Why You Should Own Gold

Gold major use is as a reserve although also used for production of materials. An additional role as serving as purchasing power is yet another role gold takes on.

Transactions in the gold market take place 24 hours a day even though markets are in different time zones. Gold is traded in us dollars even though the major exchange is in London.

In the Forex market, gold is neutral, or in other words not tied to any particular country, so that increases in the price influence operations in several currencies. Gold prices are an important driver of forex market.

Given its use as a reserve, the price of gold is closely related to the behavior of other investment alternatives, such as currencies, bonds and equities. The gold price tends to rise when in the midst of monetary instability and lower capital markets. Events such as wars and natural disasters also affect the price.

The real price of gold adjusted today for inflation is much lower than it was in the 1980′s. Although the equity markets have been highly unstable in recent years gold has been rising the whole time regardless of bull or bear equity moves.

In a strong upward trend since April of 2003 when gold was trading at $330 an ounce it is now as recently as December 2009 gold trading at $1,150 which is more than three fold.

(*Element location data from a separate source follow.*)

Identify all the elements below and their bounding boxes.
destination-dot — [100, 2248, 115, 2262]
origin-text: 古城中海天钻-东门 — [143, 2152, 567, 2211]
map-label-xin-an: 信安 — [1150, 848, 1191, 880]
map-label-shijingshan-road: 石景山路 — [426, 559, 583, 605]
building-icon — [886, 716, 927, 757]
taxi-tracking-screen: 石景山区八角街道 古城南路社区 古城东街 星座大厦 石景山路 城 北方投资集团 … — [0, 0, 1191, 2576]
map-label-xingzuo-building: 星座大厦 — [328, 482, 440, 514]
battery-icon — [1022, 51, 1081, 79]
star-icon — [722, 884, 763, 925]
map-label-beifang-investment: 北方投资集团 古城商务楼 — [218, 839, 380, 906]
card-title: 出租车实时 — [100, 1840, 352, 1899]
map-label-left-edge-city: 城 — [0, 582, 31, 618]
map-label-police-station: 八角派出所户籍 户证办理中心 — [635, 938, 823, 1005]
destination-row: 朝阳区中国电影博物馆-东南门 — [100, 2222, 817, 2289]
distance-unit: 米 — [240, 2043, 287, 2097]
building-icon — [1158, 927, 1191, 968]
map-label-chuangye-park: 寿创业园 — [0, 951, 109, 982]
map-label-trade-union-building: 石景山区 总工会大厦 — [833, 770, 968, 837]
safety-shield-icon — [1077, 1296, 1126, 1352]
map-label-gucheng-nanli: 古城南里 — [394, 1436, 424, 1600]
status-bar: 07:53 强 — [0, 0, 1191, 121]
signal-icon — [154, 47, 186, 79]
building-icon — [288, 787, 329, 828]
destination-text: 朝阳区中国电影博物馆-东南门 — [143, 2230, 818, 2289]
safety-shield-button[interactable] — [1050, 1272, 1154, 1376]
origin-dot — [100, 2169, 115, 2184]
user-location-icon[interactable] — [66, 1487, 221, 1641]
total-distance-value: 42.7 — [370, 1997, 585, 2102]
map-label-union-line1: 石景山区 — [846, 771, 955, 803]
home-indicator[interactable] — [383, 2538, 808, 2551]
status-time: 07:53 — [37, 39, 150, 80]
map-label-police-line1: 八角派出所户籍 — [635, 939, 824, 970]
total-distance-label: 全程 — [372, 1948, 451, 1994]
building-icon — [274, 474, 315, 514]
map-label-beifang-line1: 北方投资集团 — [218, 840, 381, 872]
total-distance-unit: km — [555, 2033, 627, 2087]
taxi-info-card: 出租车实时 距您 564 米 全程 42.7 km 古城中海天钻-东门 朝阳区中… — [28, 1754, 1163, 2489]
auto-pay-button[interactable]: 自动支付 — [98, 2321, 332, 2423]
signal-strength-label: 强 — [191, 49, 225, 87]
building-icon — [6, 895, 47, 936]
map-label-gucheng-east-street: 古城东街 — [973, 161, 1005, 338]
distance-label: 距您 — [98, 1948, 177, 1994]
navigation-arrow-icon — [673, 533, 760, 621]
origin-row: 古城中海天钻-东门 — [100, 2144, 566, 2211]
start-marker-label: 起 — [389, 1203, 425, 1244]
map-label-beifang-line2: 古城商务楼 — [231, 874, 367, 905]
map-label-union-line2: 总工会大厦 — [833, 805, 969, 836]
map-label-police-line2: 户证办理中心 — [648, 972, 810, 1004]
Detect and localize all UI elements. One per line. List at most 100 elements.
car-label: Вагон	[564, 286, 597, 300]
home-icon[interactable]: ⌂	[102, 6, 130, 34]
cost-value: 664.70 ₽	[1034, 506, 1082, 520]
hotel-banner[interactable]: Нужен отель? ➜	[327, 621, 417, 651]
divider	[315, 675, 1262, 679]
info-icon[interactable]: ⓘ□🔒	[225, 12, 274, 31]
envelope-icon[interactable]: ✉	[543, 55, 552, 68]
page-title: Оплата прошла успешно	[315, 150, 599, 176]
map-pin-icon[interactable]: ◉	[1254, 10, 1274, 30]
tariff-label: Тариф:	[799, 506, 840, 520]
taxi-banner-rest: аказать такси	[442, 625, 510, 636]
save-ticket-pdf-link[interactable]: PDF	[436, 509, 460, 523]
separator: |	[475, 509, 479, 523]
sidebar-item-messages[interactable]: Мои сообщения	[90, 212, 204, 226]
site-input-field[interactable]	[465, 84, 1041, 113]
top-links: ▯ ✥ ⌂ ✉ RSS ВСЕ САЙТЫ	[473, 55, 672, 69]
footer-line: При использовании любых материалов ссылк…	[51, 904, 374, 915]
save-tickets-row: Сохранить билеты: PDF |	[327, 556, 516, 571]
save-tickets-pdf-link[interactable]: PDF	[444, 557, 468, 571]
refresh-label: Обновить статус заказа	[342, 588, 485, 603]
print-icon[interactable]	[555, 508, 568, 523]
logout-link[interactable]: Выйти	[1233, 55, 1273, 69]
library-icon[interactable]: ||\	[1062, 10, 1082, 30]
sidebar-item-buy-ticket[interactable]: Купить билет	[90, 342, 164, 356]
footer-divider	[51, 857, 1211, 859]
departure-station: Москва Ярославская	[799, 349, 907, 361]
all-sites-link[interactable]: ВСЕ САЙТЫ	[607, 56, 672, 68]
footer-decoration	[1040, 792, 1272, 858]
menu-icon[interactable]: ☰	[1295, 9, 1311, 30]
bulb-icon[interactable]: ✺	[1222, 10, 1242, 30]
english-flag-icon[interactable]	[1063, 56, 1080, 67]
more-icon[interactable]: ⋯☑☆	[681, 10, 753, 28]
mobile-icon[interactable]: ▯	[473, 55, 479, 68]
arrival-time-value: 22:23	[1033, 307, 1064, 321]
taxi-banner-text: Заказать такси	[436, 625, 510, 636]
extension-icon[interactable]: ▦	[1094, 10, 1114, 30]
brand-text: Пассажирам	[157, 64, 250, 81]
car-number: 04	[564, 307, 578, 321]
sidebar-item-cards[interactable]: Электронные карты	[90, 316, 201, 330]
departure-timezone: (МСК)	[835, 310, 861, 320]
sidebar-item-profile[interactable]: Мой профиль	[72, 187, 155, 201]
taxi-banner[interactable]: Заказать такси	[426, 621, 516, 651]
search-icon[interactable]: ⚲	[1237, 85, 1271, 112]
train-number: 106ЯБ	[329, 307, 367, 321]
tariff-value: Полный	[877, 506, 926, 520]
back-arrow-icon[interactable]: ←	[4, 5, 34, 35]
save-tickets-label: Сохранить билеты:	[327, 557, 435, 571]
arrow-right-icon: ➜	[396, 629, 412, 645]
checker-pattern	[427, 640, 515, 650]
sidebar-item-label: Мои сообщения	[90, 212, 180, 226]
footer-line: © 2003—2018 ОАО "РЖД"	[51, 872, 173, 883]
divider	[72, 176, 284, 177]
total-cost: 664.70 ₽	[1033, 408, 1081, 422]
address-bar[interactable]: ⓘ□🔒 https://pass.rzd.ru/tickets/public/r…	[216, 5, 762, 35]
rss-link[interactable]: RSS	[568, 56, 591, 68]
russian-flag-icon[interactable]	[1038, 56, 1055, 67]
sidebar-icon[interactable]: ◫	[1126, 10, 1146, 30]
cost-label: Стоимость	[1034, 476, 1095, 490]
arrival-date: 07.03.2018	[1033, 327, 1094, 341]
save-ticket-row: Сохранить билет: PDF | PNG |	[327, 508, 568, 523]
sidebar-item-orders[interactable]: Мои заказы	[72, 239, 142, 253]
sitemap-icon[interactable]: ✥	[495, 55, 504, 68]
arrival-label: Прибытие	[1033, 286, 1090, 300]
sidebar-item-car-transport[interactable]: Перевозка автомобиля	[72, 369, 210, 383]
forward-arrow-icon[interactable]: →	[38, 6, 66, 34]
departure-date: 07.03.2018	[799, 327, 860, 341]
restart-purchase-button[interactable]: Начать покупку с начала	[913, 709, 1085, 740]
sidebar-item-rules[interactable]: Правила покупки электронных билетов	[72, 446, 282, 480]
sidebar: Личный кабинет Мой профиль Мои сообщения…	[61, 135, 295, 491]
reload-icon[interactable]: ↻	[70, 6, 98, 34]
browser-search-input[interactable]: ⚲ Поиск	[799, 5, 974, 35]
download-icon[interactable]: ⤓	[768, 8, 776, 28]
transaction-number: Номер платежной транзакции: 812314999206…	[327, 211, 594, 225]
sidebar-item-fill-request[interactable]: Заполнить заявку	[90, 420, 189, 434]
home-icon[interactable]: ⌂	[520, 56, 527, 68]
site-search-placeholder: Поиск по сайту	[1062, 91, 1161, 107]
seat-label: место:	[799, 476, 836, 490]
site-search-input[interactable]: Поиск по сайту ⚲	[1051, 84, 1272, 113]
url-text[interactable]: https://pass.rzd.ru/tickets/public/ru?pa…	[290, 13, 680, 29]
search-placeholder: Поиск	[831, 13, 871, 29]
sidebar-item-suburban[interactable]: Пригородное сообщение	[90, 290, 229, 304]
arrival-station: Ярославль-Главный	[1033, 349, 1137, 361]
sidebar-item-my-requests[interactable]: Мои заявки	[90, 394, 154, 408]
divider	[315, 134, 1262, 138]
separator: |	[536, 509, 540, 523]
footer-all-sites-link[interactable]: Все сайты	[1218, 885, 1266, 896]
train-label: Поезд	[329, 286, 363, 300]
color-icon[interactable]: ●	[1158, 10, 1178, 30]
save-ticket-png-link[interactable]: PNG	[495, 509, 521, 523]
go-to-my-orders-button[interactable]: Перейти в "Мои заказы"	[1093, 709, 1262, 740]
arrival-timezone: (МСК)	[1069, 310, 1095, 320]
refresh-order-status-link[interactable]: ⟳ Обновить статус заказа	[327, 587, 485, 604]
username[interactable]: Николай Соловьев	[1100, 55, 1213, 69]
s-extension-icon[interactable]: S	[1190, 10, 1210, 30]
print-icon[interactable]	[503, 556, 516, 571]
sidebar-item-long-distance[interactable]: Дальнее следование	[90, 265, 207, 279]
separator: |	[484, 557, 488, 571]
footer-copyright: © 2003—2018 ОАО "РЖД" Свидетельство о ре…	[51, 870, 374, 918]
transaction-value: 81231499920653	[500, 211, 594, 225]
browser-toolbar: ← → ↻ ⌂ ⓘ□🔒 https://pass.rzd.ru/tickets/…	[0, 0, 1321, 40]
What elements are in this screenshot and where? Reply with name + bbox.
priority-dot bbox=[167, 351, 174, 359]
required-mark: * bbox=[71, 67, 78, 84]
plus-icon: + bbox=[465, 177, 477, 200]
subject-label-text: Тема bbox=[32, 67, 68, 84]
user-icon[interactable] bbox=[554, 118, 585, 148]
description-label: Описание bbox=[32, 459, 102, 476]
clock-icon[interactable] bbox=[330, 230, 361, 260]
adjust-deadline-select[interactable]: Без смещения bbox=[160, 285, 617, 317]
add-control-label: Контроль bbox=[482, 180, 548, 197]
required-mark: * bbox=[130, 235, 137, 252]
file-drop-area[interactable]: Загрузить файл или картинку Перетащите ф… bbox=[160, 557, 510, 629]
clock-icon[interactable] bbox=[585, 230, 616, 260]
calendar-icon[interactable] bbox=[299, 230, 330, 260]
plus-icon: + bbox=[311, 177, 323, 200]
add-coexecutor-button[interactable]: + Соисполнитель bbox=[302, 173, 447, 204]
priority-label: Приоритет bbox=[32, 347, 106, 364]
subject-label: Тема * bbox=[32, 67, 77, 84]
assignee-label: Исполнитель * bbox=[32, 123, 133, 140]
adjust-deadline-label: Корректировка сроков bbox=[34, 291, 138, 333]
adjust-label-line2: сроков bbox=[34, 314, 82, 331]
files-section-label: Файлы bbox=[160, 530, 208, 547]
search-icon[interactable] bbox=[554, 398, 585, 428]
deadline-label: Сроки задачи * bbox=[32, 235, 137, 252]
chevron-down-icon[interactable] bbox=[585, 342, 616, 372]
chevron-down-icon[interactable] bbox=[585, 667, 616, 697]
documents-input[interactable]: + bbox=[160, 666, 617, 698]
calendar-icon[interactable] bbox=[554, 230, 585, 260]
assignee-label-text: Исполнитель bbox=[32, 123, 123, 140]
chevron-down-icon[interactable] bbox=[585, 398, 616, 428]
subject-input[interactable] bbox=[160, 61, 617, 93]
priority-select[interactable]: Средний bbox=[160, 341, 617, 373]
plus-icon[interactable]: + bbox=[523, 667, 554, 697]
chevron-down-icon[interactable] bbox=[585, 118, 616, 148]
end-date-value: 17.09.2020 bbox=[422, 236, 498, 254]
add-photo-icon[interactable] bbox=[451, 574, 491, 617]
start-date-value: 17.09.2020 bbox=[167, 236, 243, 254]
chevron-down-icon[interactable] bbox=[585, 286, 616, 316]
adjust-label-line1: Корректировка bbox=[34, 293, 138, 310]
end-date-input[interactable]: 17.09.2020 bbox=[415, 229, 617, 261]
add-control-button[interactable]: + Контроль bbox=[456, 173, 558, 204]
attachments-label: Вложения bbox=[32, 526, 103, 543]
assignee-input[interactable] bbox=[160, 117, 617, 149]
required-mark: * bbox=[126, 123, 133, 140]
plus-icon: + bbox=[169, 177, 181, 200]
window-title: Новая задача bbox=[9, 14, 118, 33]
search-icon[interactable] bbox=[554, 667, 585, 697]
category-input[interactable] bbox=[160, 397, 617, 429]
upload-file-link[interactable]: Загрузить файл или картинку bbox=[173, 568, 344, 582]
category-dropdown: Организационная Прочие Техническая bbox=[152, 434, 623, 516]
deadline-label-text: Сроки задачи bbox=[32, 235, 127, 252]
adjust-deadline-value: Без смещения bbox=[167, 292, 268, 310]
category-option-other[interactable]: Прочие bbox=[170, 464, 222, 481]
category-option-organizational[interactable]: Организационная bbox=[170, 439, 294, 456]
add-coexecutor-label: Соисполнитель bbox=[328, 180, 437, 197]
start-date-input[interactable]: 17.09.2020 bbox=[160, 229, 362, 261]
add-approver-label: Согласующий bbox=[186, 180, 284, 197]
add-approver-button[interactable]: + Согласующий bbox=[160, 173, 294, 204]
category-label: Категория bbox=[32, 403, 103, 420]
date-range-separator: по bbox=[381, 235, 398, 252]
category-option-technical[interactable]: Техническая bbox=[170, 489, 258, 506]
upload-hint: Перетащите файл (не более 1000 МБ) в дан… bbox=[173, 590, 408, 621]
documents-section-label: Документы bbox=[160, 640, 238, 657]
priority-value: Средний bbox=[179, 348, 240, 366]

Many traders buy and sell gold in the currency market purely as speculative plays trying to make profits from small and large fluctuations in price. This does not mean trading gold is easy, because gold is mostly used as a reserve it is subject to many psychological and monetary factors.

When investing over short time frames you are able to earn large amounts of money however at the same time it can be very risky. You have to weight your investments and risk carefully.